EMISSIONSL'édito d'Alexandre TaliercioPodcasts

Le virus à l’origine du Gang des cheveux jaunes – Edito 08/02/2021

La Polynésie est en train de vivre une seconde pandémie en parallèle de celle de la Covid-19. La différence majeure étant qu’elle touche exclusivement sa jeunesse. Cela fait en effet presque deux décennies que les premiers cas, alors sans gravité, avaient été remarqués. Il est question aujourd’hui, vous l’avez compris, de ce qu’encore aucun expert scientifique n’a officiellement nommé, mais que pour les besoins de ce billet, nous appellerons, la « teintinite blondia ».

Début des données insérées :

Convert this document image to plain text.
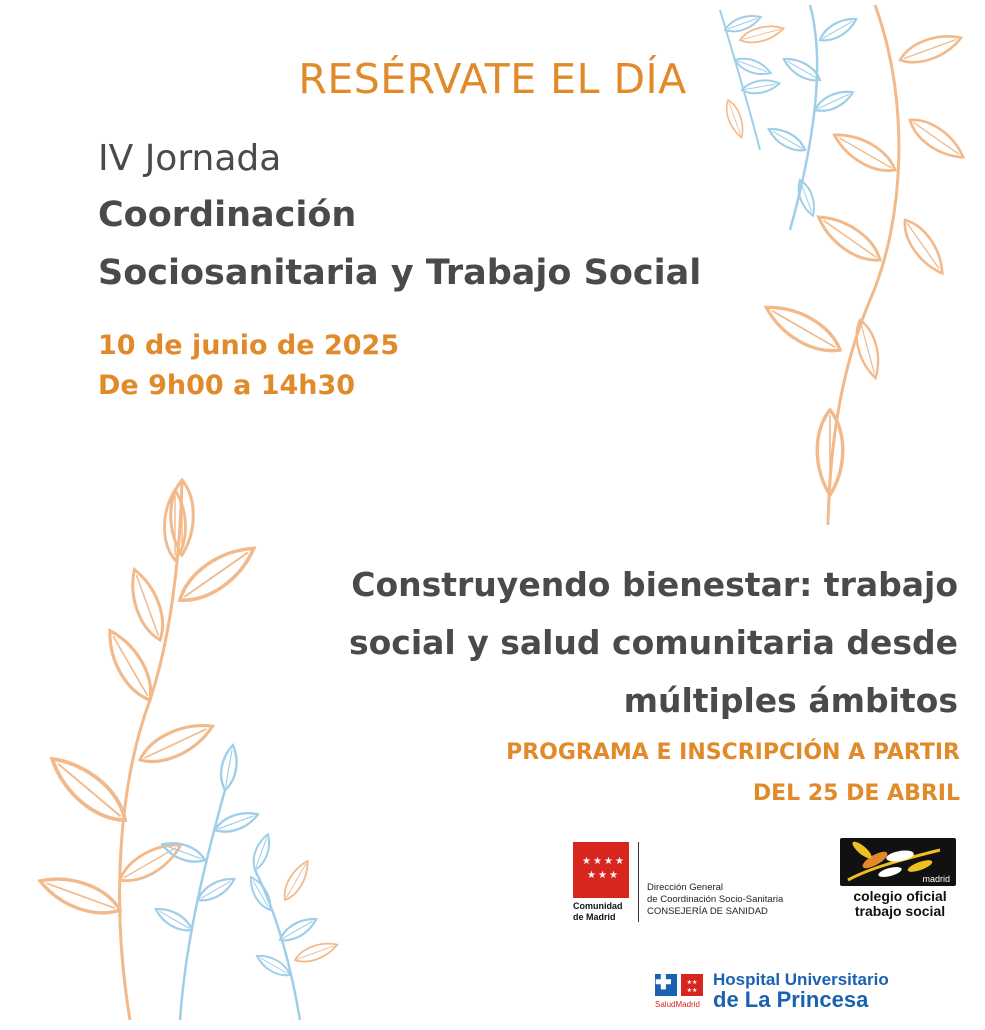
RESÉRVATE EL DÍA
IV Jornada
Coordinación
Sociosanitaria y Trabajo Social
10 de junio de 2025
De 9h00 a 14h30
Construyendo bienestar: trabajo
social y salud comunitaria desde
múltiples ámbitos
PROGRAMA E INSCRIPCIÓN A PARTIR
DEL 25 DE ABRIL
★ ★ ★ ★
★ ★ ★
Comunidad
de Madrid
Dirección General
de Coordinación Socio-Sanitaria
CONSEJERÍA DE SANIDAD
madrid
colegio oficial
trabajo social
★★
★★
SaludMadrid
Hospital Universitario
de La Princesa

Si donc au cours de ces 20 dernières années il nous a été régulièrement donné de tomber nez à nez avec un ado à la chevelure décolorée à l’eau oxygénée, personne ne s’en était inquiété outre-mesure. Nous tenons là sans doute la cause de l’explosion exponentielle de cas qui aura conduit aux toutes dernières inquiétantes mutations. Difficile de blâmer qui que soit, personne n’a en effet le monopole du bon goût. Vidal Sassoon, Jaques Dessange, Jean-Louis David ou Franck Provost, s’ils les avaient croisés, auraient évidemment été terrassés par un burnout spontané fulgurant face à ce véritable attentat capillaire.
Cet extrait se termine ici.